Problem from Discrete Mathematics and its application for Rosen section 4.4

Question

This exercise outlines a proof of Fermat’s little theorem.

a) Suppose that a is not divisible by the prime p. Show that no two of the integers 1 · a, 2 · a, . . . , (p − 1)a are congruent modulo p.

b) Conclude from part (a) that the product of 1, 2, . . . , p − 1 is congruent modulo p to the product of a, 2a, . . . , (p − 1)a. Use this to show that (p − 1)! ≡ a p−1 (p − 1)! (mod p).

I already solved the first problem (a) but I couldn't solve Problem (b) So can any one please help me to solve it, mean problem (b) ?

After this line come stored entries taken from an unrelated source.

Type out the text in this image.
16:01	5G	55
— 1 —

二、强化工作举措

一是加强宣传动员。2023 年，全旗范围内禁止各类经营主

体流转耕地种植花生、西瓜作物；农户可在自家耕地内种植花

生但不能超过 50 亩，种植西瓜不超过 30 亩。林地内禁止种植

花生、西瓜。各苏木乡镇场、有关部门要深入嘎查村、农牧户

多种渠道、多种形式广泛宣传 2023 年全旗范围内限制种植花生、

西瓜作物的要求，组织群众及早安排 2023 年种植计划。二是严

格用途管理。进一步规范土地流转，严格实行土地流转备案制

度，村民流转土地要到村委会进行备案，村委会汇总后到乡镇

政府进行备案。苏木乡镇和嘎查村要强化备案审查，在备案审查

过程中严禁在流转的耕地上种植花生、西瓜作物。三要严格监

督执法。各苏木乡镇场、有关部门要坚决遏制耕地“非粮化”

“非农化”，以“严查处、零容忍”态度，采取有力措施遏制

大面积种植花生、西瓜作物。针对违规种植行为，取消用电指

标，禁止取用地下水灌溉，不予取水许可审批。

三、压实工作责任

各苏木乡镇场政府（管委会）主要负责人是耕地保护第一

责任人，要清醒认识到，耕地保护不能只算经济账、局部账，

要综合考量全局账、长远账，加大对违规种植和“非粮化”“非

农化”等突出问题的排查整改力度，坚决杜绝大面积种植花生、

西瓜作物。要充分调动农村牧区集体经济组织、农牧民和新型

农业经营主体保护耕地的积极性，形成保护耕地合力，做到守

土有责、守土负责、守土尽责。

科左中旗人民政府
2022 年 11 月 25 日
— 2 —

Note : I can't use Fermat’s little theorem to prove it as this problem is to prove the Fermat’s little theorem

Answer 1

b) The sets $\{1,2,\dots,p-1\}$ and $\{a,2a,\dots,(p-1)a\}$ are the same modulo $p$ by item (a). So the product of their elements must be equal: $(p-1)! \equiv a\cdot 2a \cdot {\dots} \cdot (p-1)a \equiv a^{p-1}(p-1)! \pmod p$.

Answer 2

a) Suppose there are two such: $a\cdot i$ and $a\cdot j$, then $p\mid a(i-j)$ so $p\mid i-j$ and thus $p\mid |i-j|$. But then $p\leq |i-j|$ since $i \ne j$. But also $|i-j|\leq p-1$. A contradiction.